Integrated circuits incorporate complex electrical components formed in semiconductor material into a single device. Generally, an integrated circuit comprises a substrate upon which a variety of circuit components are formed wherein each of the circuit components are electrically isolated from each other. Integrated circuits are made of semiconductor material. Semiconductor material is material that has a resistance that lies between that of a conductor and an insulator. Semiconductor material is used to make electrical devices that exploit its resistive properties. A common type of semiconductor structure is the metal-oxide semiconductor (MOS).
Semiconductor material is typically doped to be either a N type or a P type. N type semiconductor material is doped with a donor type impurity that generally conducts current via electrons. P type semiconductor material is doped with an acceptor-type impurity that conducts current mainly via hole migration. A N type or P type having a high impurity or high dopant concentration or density is denoted by a “+” sign. A N type or P type having a low impurity or low dopant concentration or density is denoted by a “−” sign.
A capacitor can be formed using a MOS structure. A capacitor is a device that holds an electrical charge. A capacitor comprises a dielectric positioned between a top plate and a bottom plate. Typically, a capacitor of an integrated circuit is formed using the semiconductor material of a substrate as the bottom plate. An integrated circuit may comprise a plurality of capacitors created from a single substrate to form a circuit. Generally, MOS capacitors consume a relatively significant amount of area in many analog circuits.

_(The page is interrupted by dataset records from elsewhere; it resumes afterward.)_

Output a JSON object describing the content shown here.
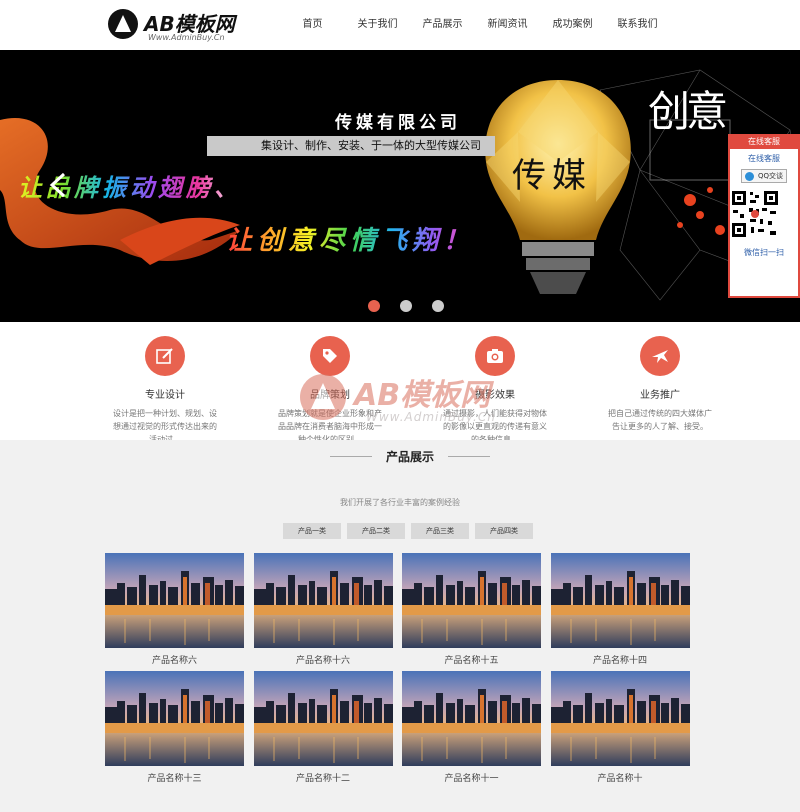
{
  "logo": {
    "text": "AB模板网",
    "sub": "Www.AdminBuy.Cn"
  },
  "nav": [
    "首页",
    "关于我们",
    "产品展示",
    "新闻资讯",
    "成功案例",
    "联系我们"
  ],
  "banner": {
    "title": "传媒有限公司",
    "subtitle": "集设计、制作、安装、于一体的大型传媒公司",
    "slogan1": "让品牌振动翅膀、",
    "slogan2": "让创意尽情飞翔！",
    "bulb_word": "传媒",
    "side_word": "创意",
    "active_slide": 1,
    "slide_count": 3
  },
  "float_panel": {
    "title": "在线客服",
    "online": "在线客服",
    "qq": "QQ交谈",
    "scan": "微信扫一扫"
  },
  "services": [
    {
      "title": "专业设计",
      "desc": "设计是把一种计划、规划、设想通过视觉的形式传达出来的活动过。",
      "icon": "edit-icon"
    },
    {
      "title": "品牌策划",
      "desc": "品牌策划就是使企业形象和产品品牌在消费者脑海中形成一种个性化的区别。",
      "icon": "tag-icon"
    },
    {
      "title": "摄影效果",
      "desc": "通过摄影，人们能获得对物体的影像以更直观的传递有意义的各种信息。",
      "icon": "camera-icon"
    },
    {
      "title": "业务推广",
      "desc": "把自己通过传统的四大媒体广告让更多的人了解、接受。",
      "icon": "plane-icon"
    }
  ],
  "watermark": {
    "text": "AB模板网",
    "sub": "Www.AdminBuy.Cn"
  },
  "products": {
    "title": "产品展示",
    "subtitle": "我们开展了各行业丰富的案例经验",
    "tabs": [
      "产品一类",
      "产品二类",
      "产品三类",
      "产品四类"
    ],
    "items": [
      "产品名称六",
      "产品名称十六",
      "产品名称十五",
      "产品名称十四",
      "产品名称十三",
      "产品名称十二",
      "产品名称十一",
      "产品名称十"
    ]
  },
  "colors": {
    "accent": "#e8624f",
    "panel_red": "#e04a3f",
    "products_bg": "#f1f1f1"
  }
}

A typical MOS capacitor formed in an integrated circuit comprises a heavily doped semiconductor surface as a bottom plate, a silicon dioxide (oxide) as a dielectric layer and a metal interconnect or poly layer as a top plate. The capacitance of this type of capacitor is given by the equation C=∈A/T, where C=capacitance, ∈=the dielectric constant of material that makes up the dielectric, A=the area of the capacitor plate and T=thickness of the dielectric. One method of reducing the capacitor area in an integrated circuit is by substituting silicon nitride (nitride) for the oxide as the dielectric. The dielectric constant of nitride is approximately 7/3.9 that of oxide. In addition, the two films, nitride and oxide, have about the same voltage blocking strength (rupture electric fields) so a layer of the same thickness can be used. Accordingly, the substitution of a layer nitride in place of a layer of oxide of the same thickness will reduce the capacitor area by about 44%.
Typically, the nitride is deposited over the entire substrate surface by low pressure chemical vapor deposition (LPCVD) or plasma enhance chemical vapor deposition (PECVD). The nitride is then patterned to form contact apertures or contact openings. This process usually, involves an extra pattering step when nitride overlays oxide that is not required when the oxide layer is used. Extra pattering steps add cost to the manufacture of integrated circuits. It is desired in the art to form an integrated circuit with reduced process steps.
For the reasons stated above and for other reasons stated below which will become apparent to those skilled in the art upon reading and understanding the present specification, there is a need in the art for forming an integrated circuit having a MOS capacitor with reduced process steps.